Mornings on Classical 91.5 September 5th - 9th

Mornings on Classical 91.5 September 5th - 9th

Join Brenda Tremblay for bird song, a little news, and music from six to ten

photo by 05comviaflickr

Monday, September 5

Start Labor Day with pieces by J.S. Bach, John Cage, and Amy Beach

Writer’s Almanac: Why Labor Day started & what it’s become



Tuesday, September 6

Music by Debussy, Paganini, and Beethoven

Composers Datebook: A "well-Krafted" concerto?

Writer’s Almanac: Henry James’ three ways to live

FEATURE  The Rochester City School District dismissed 26 music teachers at the end of the 2010-2011 school year. Sixth grader Zaria Austin explains how this affects her, and Rochester Teachers' Association President Dr.

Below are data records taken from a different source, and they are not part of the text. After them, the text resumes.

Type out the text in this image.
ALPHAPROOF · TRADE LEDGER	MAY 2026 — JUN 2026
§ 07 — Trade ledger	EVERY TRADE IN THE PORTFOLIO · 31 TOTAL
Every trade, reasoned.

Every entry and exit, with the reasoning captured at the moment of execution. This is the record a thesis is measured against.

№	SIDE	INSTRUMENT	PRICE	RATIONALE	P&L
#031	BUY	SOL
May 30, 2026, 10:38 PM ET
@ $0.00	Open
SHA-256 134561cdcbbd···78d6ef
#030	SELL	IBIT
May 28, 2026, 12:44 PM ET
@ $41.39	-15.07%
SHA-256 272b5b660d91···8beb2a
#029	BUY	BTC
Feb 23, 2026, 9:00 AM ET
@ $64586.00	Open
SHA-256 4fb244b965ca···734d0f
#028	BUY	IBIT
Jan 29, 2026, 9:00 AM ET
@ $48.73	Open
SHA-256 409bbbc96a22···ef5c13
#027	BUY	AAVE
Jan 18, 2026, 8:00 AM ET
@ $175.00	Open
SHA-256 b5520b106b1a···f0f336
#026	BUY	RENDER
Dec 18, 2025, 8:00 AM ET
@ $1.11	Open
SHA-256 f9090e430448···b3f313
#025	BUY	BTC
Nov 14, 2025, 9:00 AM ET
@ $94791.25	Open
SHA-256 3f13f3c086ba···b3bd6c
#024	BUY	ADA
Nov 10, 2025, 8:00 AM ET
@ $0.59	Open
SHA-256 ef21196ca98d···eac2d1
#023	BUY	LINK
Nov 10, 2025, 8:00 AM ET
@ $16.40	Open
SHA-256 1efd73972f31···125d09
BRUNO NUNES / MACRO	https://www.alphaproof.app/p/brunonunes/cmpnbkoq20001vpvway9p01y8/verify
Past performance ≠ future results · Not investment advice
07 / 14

Adam Urbanski discusses how the cuts affect students. Will some music teachers get re-hired this year?


Wednesday, September 7

Pieces by Cole Porter, Samuel Barber, and a Vivaldi violin masterpiece

Composers Datebook: Tallis' 40-voice birthday greeting

Writer’s Almanac: Police notes

FEATURE  You’ll hear from a tenured music teacher who lost her job in a rural district (tentative)


Thursday, September 8

Music of Mozart, Dvorak, and Brahms

Composers Datebook: Davis? Davies? Or Mavis?

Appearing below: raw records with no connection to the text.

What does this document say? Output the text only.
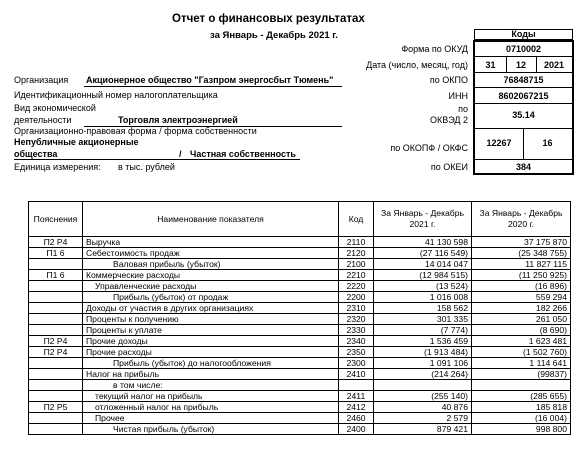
Отчет о финансовых результатах
за Январь - Декабрь 2021 г.	Коды
Форма по ОКУД	0710002
Дата (число, месяц, год)	31	12	2021
по ОКПО	76848715
ИНН	8602067215
по
ОКВЭД 2	35.14
по ОКОПФ / ОКФС	12267	16
по ОКЕИ	384
Организация Акционерное общество "Газпром энергосбыт Тюмень"
Идентификационный номер налогоплательщика
Вид экономической
деятельности	Торговля электроэнергией
Организационно-правовая форма / форма собственности
Непубличные акционерные
общества	/ Частная собственность
Единица измерения: в тыс. рублей
Пояснения	Наименование показателя	Код	За Январь - Декабрь 2021 г.	За Январь - Декабрь 2020 г.
П2 Р4	Выручка	2110	41 130 598	37 175 870
П1 6	Себестоимость продаж	2120	(27 116 549)	(25 348 755)
	Валовая прибыль (убыток)	2100	14 014 047	11 827 115
П1 6	Коммерческие расходы	2210	(12 984 515)	(11 250 925)
	Управленческие расходы	2220	(13 524)	(16 896)
	Прибыль (убыток) от продаж	2200	1 016 008	559 294
	Доходы от участия в других организациях	2310	158 562	182 266
	Проценты к получению	2320	301 335	261 050
	Проценты к уплате	2330	(7 774)	(8 690)
П2 Р4	Прочие доходы	2340	1 536 459	1 623 481
П2 Р4	Прочие расходы	2350	(1 913 484)	(1 502 760)
	Прибыль (убыток) до налогообложения	2300	1 091 106	1 114 641
	Налог на прибыль	2410	(214 264)	(99837)
	в том числе:			
	текущий налог на прибыль	2411	(255 140)	(285 655)
П2 Р5	отложенный налог на прибыль	2412	40 876	185 818
	Прочее	2460	2 579	(16 004)
	Чистая прибыль (убыток)	2400	879 421	998 800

FEATURE – TREND WATCH    Singer Allen Hopkins explains how folk music in Rochester has changed over the last forty years. (It’s the 40th anniversary of the Golden Link Society)


Friday, September 9

Pieces by Vaughan Williams, Hummel, and John Field

FEATURE   This Sunday, American composer and conductor René Clausen will lead a choir and orchestra at Lincoln Center in MEMORIAL, a half hour work he wrote honoring the New York City victims of September 11, 2001.  He explains how he set about crafting the work using an unusual, visionary technique.

Note:  Brenda will join Bob Smith on 1370 Connection at noon us for a special program featuring both memories of 9/11 by performing and creative artists, and the thoughts of scholars including former U of R professor John Mueller (now of Ohio State University) and former Rochester Mayor and now senior RIT faculty member Bill Johnson on how we responded then, and what we learned.